Closure: Final page turns on Saeed Book Bank Peshawar – The Express Tribune
When i was a child my best moments in my formative years were spent in a bookshop close to my house which would let me rent any book or comic I needed for a sum of money I could afford growing up. I spent many an afternoon in that shop surrounded by stacks upon stacks of musty comics and books just soaking it all up. This is where i bought my first batman comic, where I got to know who superman and xmen were…and I spent hours upon hours reading from this that and the other. That bookshop closed some 10 years ago and when I saw it replaced I felt an immeasurable loss.
When I look at my own kids today glued to an Ipad or when I look at the general reading atmosphere in this country I get sad…our children today do not have any of these book rental stores to go to they don’t have anything even vaguely similar to a book bank where they can go and experience what we did and now with places like saeed book bank closing the future looks bleak. I feel that same loss again….
I really wonder how with so many development initiatives taking place in this country and city by donors as well as by local activists the formation of simple book banks has eluded all. Why do we think an IPad or an ebook can replace the feeling of turning pages in real life because it CANNOT! How many stories have you heard where someone read something in an book and got inspired? The experience in the digital world is that of instant gratification not stable longer lasting impact and it is not the same thing.

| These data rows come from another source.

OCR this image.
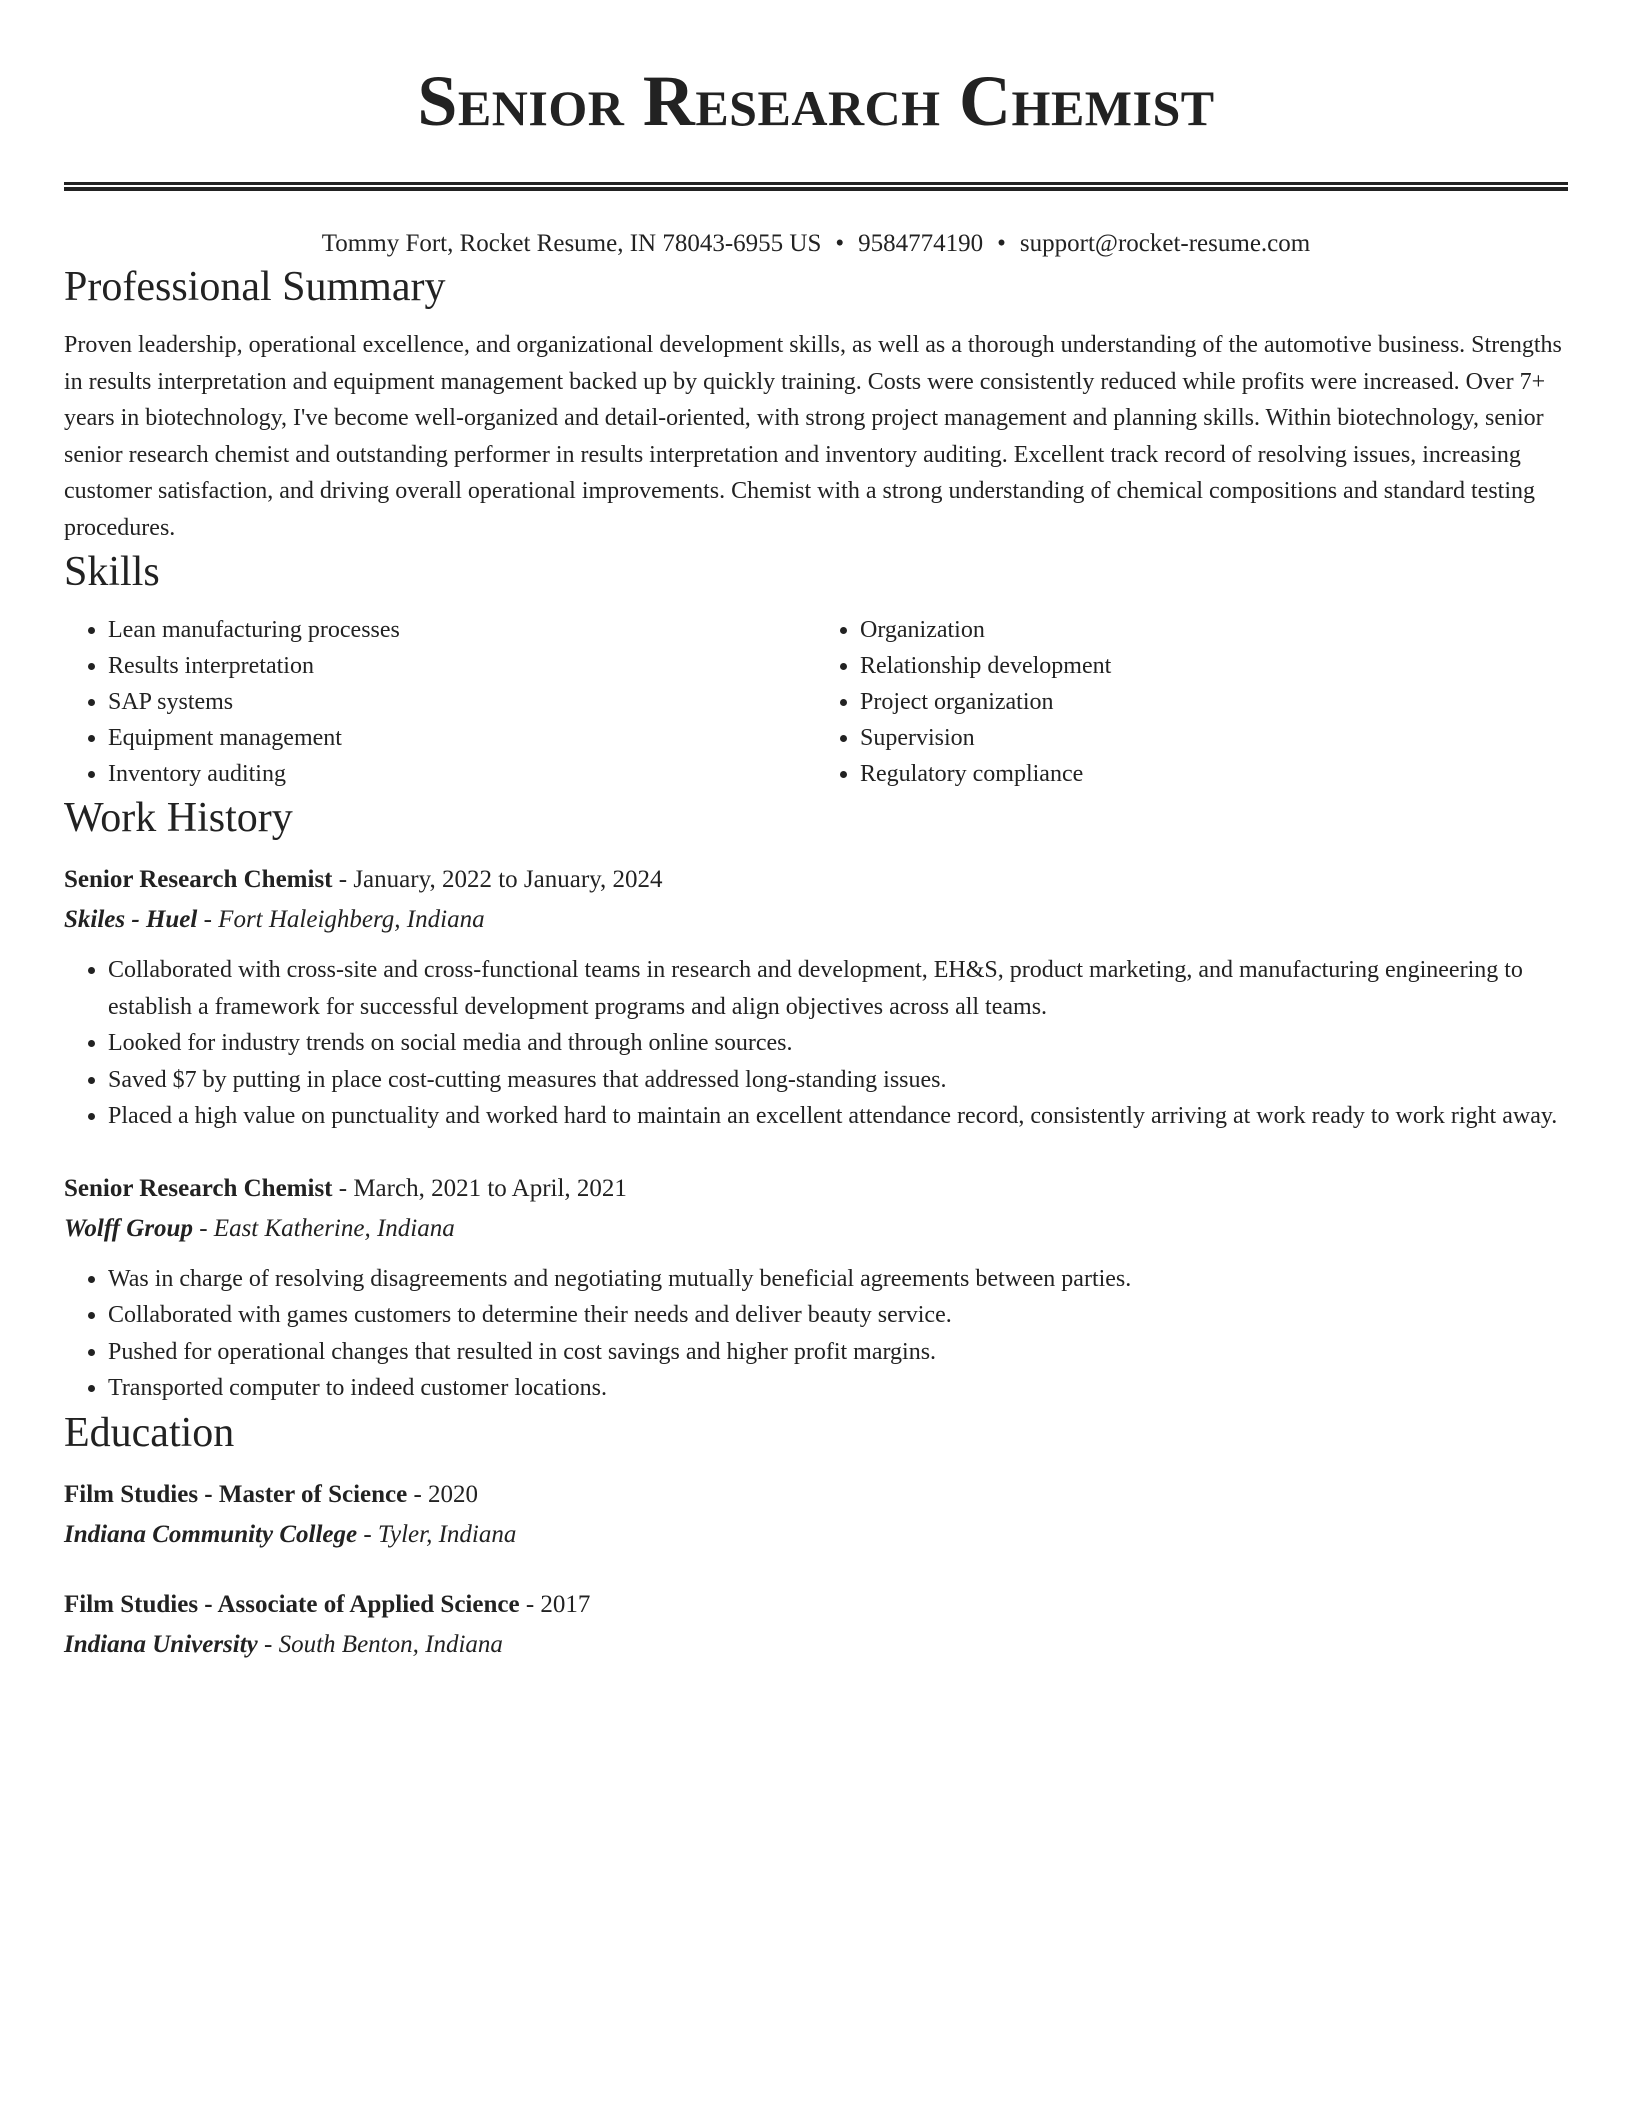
Senior Research Chemist
Tommy Fort, Rocket Resume, IN 78043-6955 US • 9584774190 • support@rocket-resume.com
Professional Summary
Proven leadership, operational excellence, and organizational development skills, as well as a thorough understanding of the automotive business. Strengths in results interpretation and equipment management backed up by quickly training. Costs were consistently reduced while profits were increased. Over 7+ years in biotechnology, I've become well-organized and detail-oriented, with strong project management and planning skills. Within biotechnology, senior senior research chemist and outstanding performer in results interpretation and inventory auditing. Excellent track record of resolving issues, increasing customer satisfaction, and driving overall operational improvements. Chemist with a strong understanding of chemical compositions and standard testing procedures.
Skills
• Lean manufacturing processes
• Results interpretation
• SAP systems
• Equipment management
• Inventory auditing
• Organization
• Relationship development
• Project organization
• Supervision
• Regulatory compliance
Work History
Senior Research Chemist - January, 2022 to January, 2024
Skiles - Huel - Fort Haleighberg, Indiana
• Collaborated with cross-site and cross-functional teams in research and development, EH&S, product marketing, and manufacturing engineering to establish a framework for successful development programs and align objectives across all teams.
• Looked for industry trends on social media and through online sources.
• Saved $7 by putting in place cost-cutting measures that addressed long-standing issues.
• Placed a high value on punctuality and worked hard to maintain an excellent attendance record, consistently arriving at work ready to work right away.
Senior Research Chemist - March, 2021 to April, 2021
Wolff Group - East Katherine, Indiana
• Was in charge of resolving disagreements and negotiating mutually beneficial agreements between parties.
• Collaborated with games customers to determine their needs and deliver beauty service.
• Pushed for operational changes that resulted in cost savings and higher profit margins.
• Transported computer to indeed customer locations.
Education
Film Studies - Master of Science - 2020
Indiana Community College - Tyler, Indiana
Film Studies - Associate of Applied Science - 2017
Indiana University - South Benton, Indiana
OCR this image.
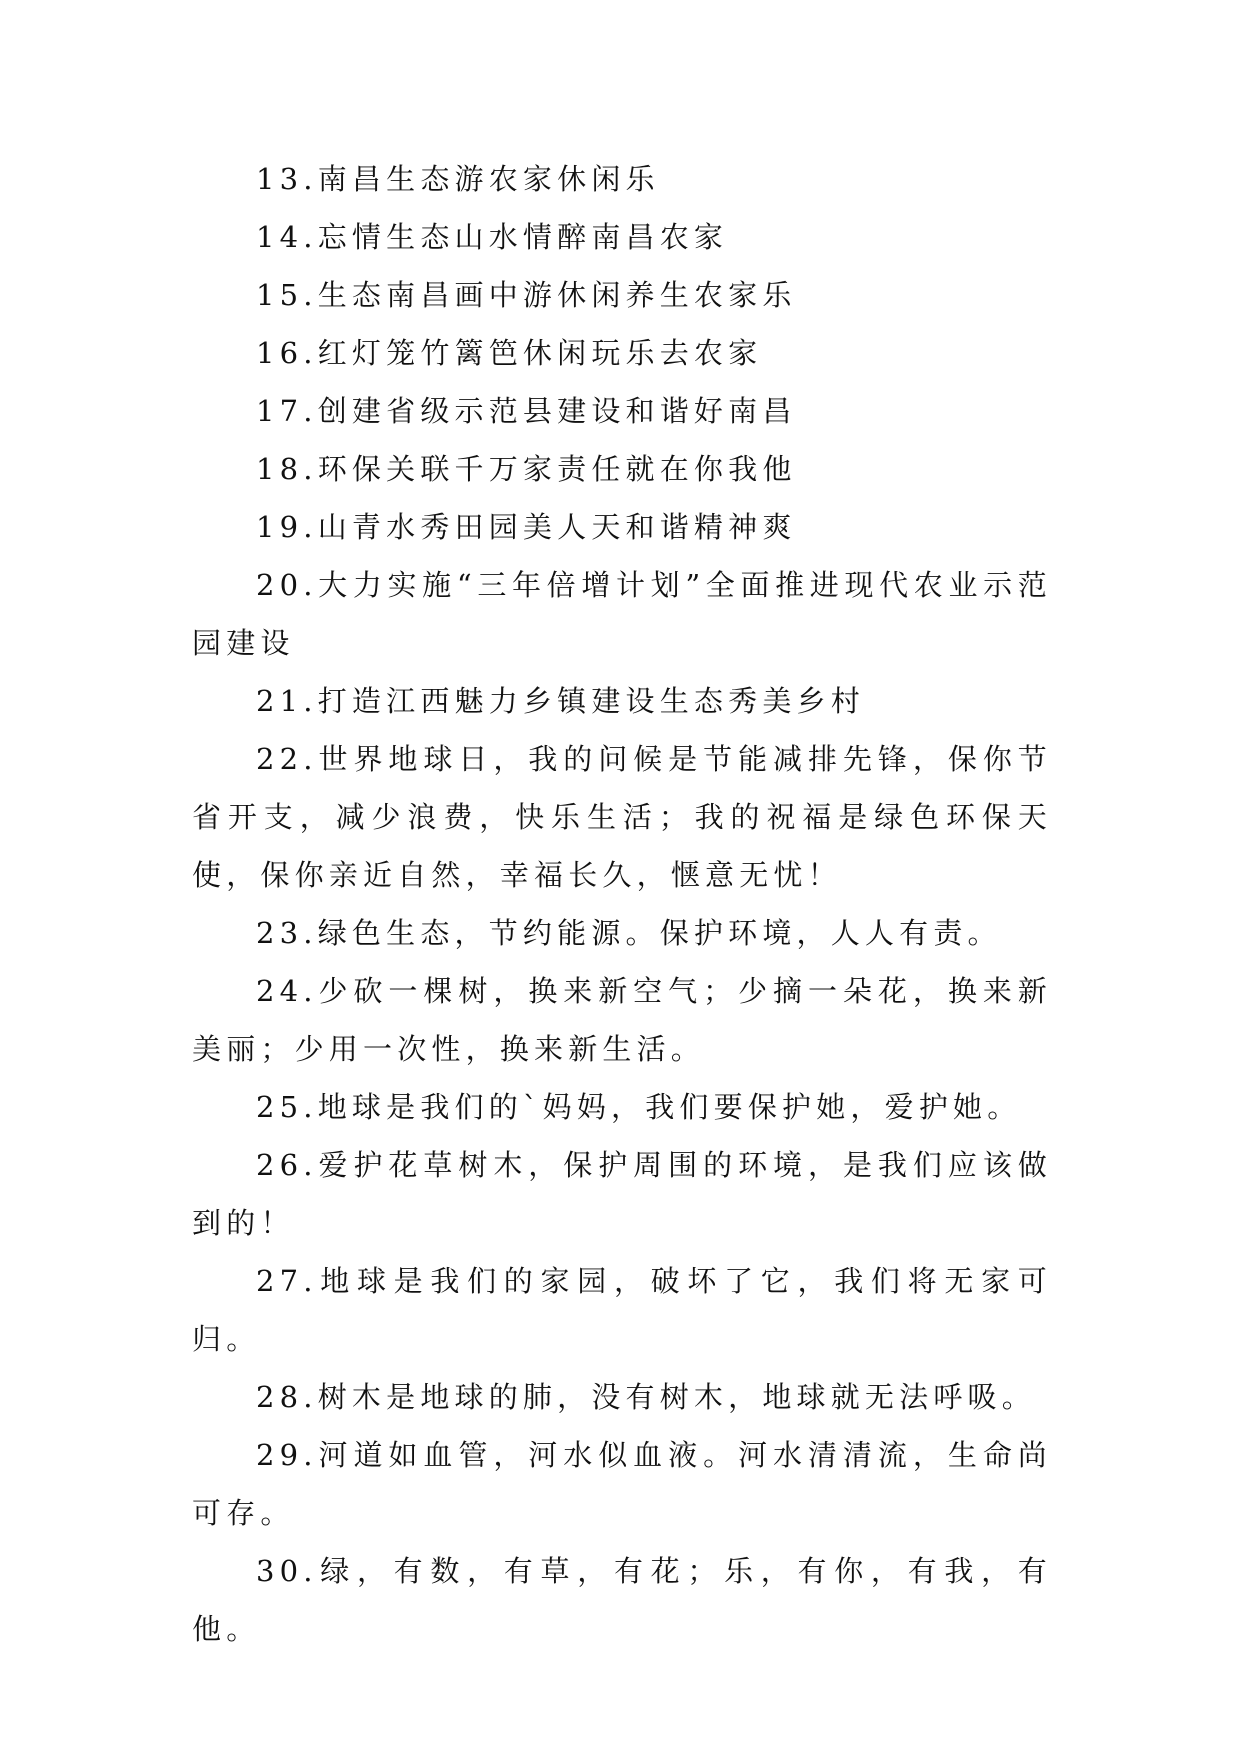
13.南昌生态游农家休闲乐

14.忘情生态山水情醉南昌农家

15.生态南昌画中游休闲养生农家乐

16.红灯笼竹篱笆休闲玩乐去农家

17.创建省级示范县建设和谐好南昌

18.环保关联千万家责任就在你我他

19.山青水秀田园美人天和谐精神爽

20.大力实施“三年倍增计划”全面推进现代农业示范园建设

21.打造江西魅力乡镇建设生态秀美乡村

22.世界地球日，我的问候是节能减排先锋，保你节省开支，减少浪费，快乐生活；我的祝福是绿色环保天使，保你亲近自然，幸福长久，惬意无忧！

23.绿色生态，节约能源。保护环境，人人有责。

24.少砍一棵树，换来新空气；少摘一朵花，换来新美丽；少用一次性，换来新生活。

25.地球是我们的`妈妈，我们要保护她，爱护她。

26.爱护花草树木，保护周围的环境，是我们应该做到的！

27.地球是我们的家园，破坏了它，我们将无家可归。

28.树木是地球的肺，没有树木，地球就无法呼吸。

29.河道如血管，河水似血液。河水清清流，生命尚可存。

30.绿，有数，有草，有花；乐，有你，有我，有他。
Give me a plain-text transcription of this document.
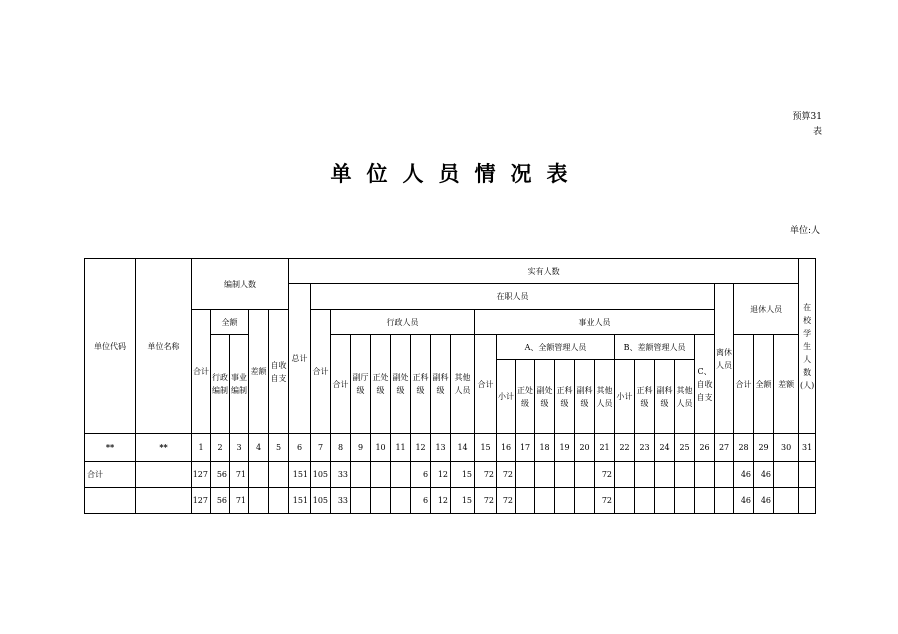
预算31
表
单位人员情况表
单位:人
单位代码	单位名称	编制人数					实有人数																									在校学生人数(人)
							总计	在职人员																				离休人员	退休人员			
		合计	全额		差额	自收自支		合计	行政人员							事业人员																
			行政编制	事业编制					合计	副厅级	正处级	副处级	正科级	副科级	其他人员	合计	A、全额管理人员						B、差额管理人员				C、自收自支		合计	全额	差额	
																	小计	正处级	副处级	正科级	副科级	其他人员	小计	正科级	副科级	其他人员						
**	**	1	2	3	4	5	6	7	8	9	10	11	12	13	14	15	16	17	18	19	20	21	22	23	24	25	26	27	28	29	30	31
合计		127	56	71			151	105	33				6	12	15	72	72					72							46	46		
		127	56	71			151	105	33				6	12	15	72	72					72							46	46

Sabeen had thought of this when she formed the book nook in the farrar gallery at T2F, but I never saw anyone else take initiative for the same thing. Books are a crucial part of the fabric of a societies art and culture as well as the essential building blocks upon which a young mind’s identity and narrative is created. I went into tech because I believed in the future because I was an avid sci fi fan because I wanted to explore territories unchartered. Without that book store and the kind uncle who would look the other way when I stood there reading comics at times not having the money to pay for them, my mind would not have opened up to possibility.
Why are we closing off possibilities for our children? Why aren’t we waking up to this reality?